Werkverzeichnisnummer: 1998

Satzbezeichnungen

1. Adagio

2. Dansa (Martelo)

Erläuterungen

1887 in Rio de Janeiro geboren, gilt Villa-Lobos als Vater der brasilianischen Musik. Auf einer Viola erlernte er das Cellospiel, die Gitarre während zahlloser gemeinsamer Stunden mit den Straßenmusikanten von Rio, deren Gesellschaft er seiner Bestimmung zum Mediziner vorzog. Nach einem vergeblichen Versuch, in Rio Musiktheorie zu studieren, verdiente er sich sein Geld als Cellist in Cafés und Kinos und blieb kompositorisch Autodidakt. Die zwanziger Jahre verbrachte er in Paris, in der großen Zeit eines Strawinsky, Poulenc, Prokofieff, und dort, an der Seine, gab er seinem Schaffen den internationalen Anstrich. 1930 in seine Heimat zurück gekehrt, stieg er zu einem der gefeiertsten, aber auch umstrittensten Künstler Brasiliens auf. Vehement bereitete er den Boden für ein brasilianisches Musikleben nach europäischem Zuschnitt (Konservatorium in Rio und andre Institutionen), tat dies aber im Auftrag einer politisch sehr weit rechts stehenden Regierung.

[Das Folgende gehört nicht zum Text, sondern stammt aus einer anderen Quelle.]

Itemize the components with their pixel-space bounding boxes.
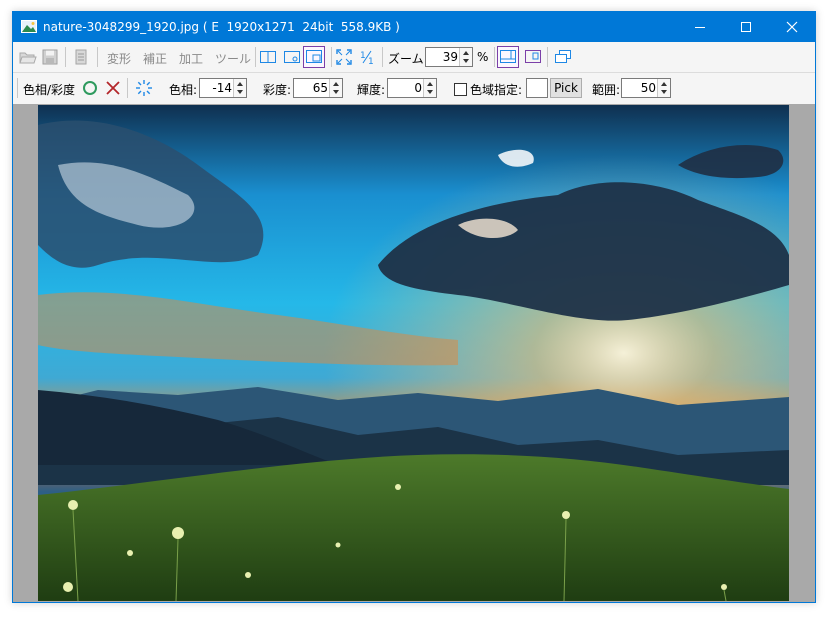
open-folder-icon[interactable] [19, 49, 37, 65]
brightness-label: 輝度: [357, 83, 386, 97]
svg-text:1: 1 [368, 57, 374, 65]
brightness-value[interactable]: 0 [414, 81, 422, 95]
adjust-mode-label: 色相/彩度 [23, 83, 76, 97]
hue-spinner[interactable]: -14 [199, 78, 247, 98]
zoom-label: ズーム: [388, 52, 428, 66]
hue-value[interactable]: -14 [212, 81, 232, 95]
preview-toggle-button[interactable] [303, 46, 325, 68]
zoom-value[interactable]: 39 [443, 50, 458, 64]
spin-up-icon [661, 82, 667, 86]
toolbar-grip[interactable] [17, 78, 18, 98]
toolbar-separator [331, 47, 332, 67]
saturation-label: 彩度: [263, 83, 292, 97]
apply-circle-icon[interactable] [82, 80, 98, 96]
landscape-photo [38, 105, 789, 601]
menu-correct[interactable]: 補正 [143, 50, 167, 67]
minimize-icon [695, 27, 705, 28]
hue-spin-arrows[interactable] [233, 79, 246, 97]
title-bar[interactable]: nature-3048299_1920.jpg ( E 1920x1271 24… [13, 12, 815, 42]
color-swatch[interactable] [526, 78, 548, 98]
range-label: 範囲: [592, 83, 621, 97]
adjust-toolbar: 色相/彩度 色相: -14 彩度: 65 輝度: 0 色域指定: Pick 範囲… [13, 73, 815, 105]
brightness-spinner[interactable]: 0 [387, 78, 437, 98]
saturation-value[interactable]: 65 [313, 81, 328, 95]
close-icon [786, 21, 798, 33]
toolbar-separator [547, 47, 548, 67]
maximize-icon [741, 22, 751, 32]
pick-button[interactable]: Pick [550, 78, 582, 98]
spin-up-icon [427, 82, 433, 86]
spin-down-icon [237, 90, 243, 94]
actual-size-icon[interactable]: 1 1 [359, 49, 375, 65]
spin-down-icon [427, 90, 433, 94]
color-range-label[interactable]: 色域指定: [470, 81, 522, 98]
app-window: nature-3048299_1920.jpg ( E 1920x1271 24… [12, 11, 816, 603]
toolbar-separator [255, 47, 256, 67]
menu-tool[interactable]: ツール [215, 50, 251, 67]
document-icon[interactable] [75, 49, 87, 65]
window-fit-icon[interactable] [283, 49, 301, 65]
brightness-spin-arrows[interactable] [423, 79, 436, 97]
spin-up-icon [463, 51, 469, 55]
toolbar-separator [127, 78, 128, 98]
panel-right-icon[interactable] [524, 49, 542, 65]
toolbar-separator [382, 47, 383, 67]
panel-bottom-button[interactable] [497, 46, 519, 68]
fit-screen-icon[interactable] [336, 49, 352, 65]
maximize-button[interactable] [723, 12, 769, 42]
window-title: nature-3048299_1920.jpg ( E 1920x1271 24… [43, 20, 400, 34]
toolbar-separator [494, 47, 495, 67]
panel-bottom-icon [500, 50, 516, 63]
spin-down-icon [463, 59, 469, 63]
saturation-spin-arrows[interactable] [329, 79, 342, 97]
toolbar-separator [65, 47, 66, 67]
range-value[interactable]: 50 [641, 81, 656, 95]
app-image-icon [21, 20, 37, 33]
minimize-button[interactable] [677, 12, 723, 42]
preview-icon [306, 50, 322, 63]
spin-down-icon [661, 90, 667, 94]
zoom-spin-arrows[interactable] [459, 48, 472, 66]
split-view-icon[interactable] [259, 49, 277, 65]
range-spin-arrows[interactable] [657, 79, 670, 97]
spin-up-icon [333, 82, 339, 86]
cancel-x-icon[interactable] [105, 80, 121, 96]
hue-label: 色相: [169, 83, 198, 97]
main-toolbar: 変形 補正 加工 ツール 1 1 ズーム: 39 % [13, 42, 815, 73]
toolbar-separator [97, 47, 98, 67]
zoom-spinner[interactable]: 39 [425, 47, 473, 67]
spin-down-icon [333, 90, 339, 94]
zoom-unit: % [477, 50, 489, 64]
menu-transform[interactable]: 変形 [107, 50, 131, 67]
auto-sparkle-icon[interactable] [135, 79, 153, 97]
range-spinner[interactable]: 50 [621, 78, 671, 98]
saturation-spinner[interactable]: 65 [293, 78, 343, 98]
window-cascade-icon[interactable] [554, 49, 572, 65]
save-icon[interactable] [42, 49, 58, 65]
close-button[interactable] [769, 12, 815, 42]
color-range-checkbox[interactable] [454, 83, 467, 96]
menu-process[interactable]: 加工 [179, 50, 203, 67]
image-canvas[interactable] [13, 104, 815, 602]
spin-up-icon [237, 82, 243, 86]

Je nach Art der Zählung hat Villa-Lobos 800 bis 2000 Werke in allen Genres geschrieben. Die Werklisten vermerken 4 Opern, 6 Ballette, 11 Symphonien, 17 Streichquartette etc. etc. Am erfolgreichsten aber und für seinen Namen bis heute prägend wurden zwei dezidiert brasilianische Zyklen von Werken, die jeweils völlig unterschiedlich besetzt sind, aber einer gemeinsamen Idee folgen: die Bachianas Brasileiras Nr. 1-7 und die Choros Nr. 1-14. In ersteren schuf er seine Synthese zwischen Bach und Brasilien, in letzteren eine Huldigung an die Straßenmusiker von Rio und ihre Musik, die sogenannten Choros, mit denen er seine Jugend verbracht hatte.

“Die große Stärke seiner Musik ist ihre Spontaneität… Diese Frische kann den gelehrtesten Hörer wie den naivsten überzeugen, sie bringt ihre Wirkung durch Farbe, rhythmische Energie und die pure Schönheit ihrer Melodien hervor, aber vor allem durch ihre magischen Klangfarben, die selbst in Chor- und Kammermusik den Eindruck orchestraler Brillianz erwecken.” (Corrêa de Azevedo)

In den Bachianas Brasileiras hat Villa-Lobos seiner Verehrung für die Musik Johann Sebastian Bachs Ausdruck verliehen. Die Bachischen Züge der neun Werke werden jedoch “brasilianisiert”, indem sie sich mit Elementen der Volksmusik Brasiliens verbinden. Dem Komponisten war die Folklore seiner Heimat nicht nur durch sein Musizieren mit den Choros, den Straßenbands in Rio, vertraut, sondern auch aufgrund ausführlicher Studien im brasilianischen Urwald. Angeblich soll er dabei Kannibalen in die Hände gefallen sein, die ihn nur deshalb verschonten, weil er so schöne Musik machen konnte. Im Paris der Zwanziger Jahre kamen solch abenteuerliche Geschichten aus dem Urwald besonders gut an, und mit ihrer Hilfe und dank der exotischen Küche seiner Heimat gelang es Villa-Lobos, seine “brasilianischen Soiréen” zur Sensation der Pariser High Society zu machen. Dabei gab er neben abenteuerlichen Geschichten von zweifelhaftem Wahrheitsgehalt auch die originalen Melodien seiner Heimat zum Besten.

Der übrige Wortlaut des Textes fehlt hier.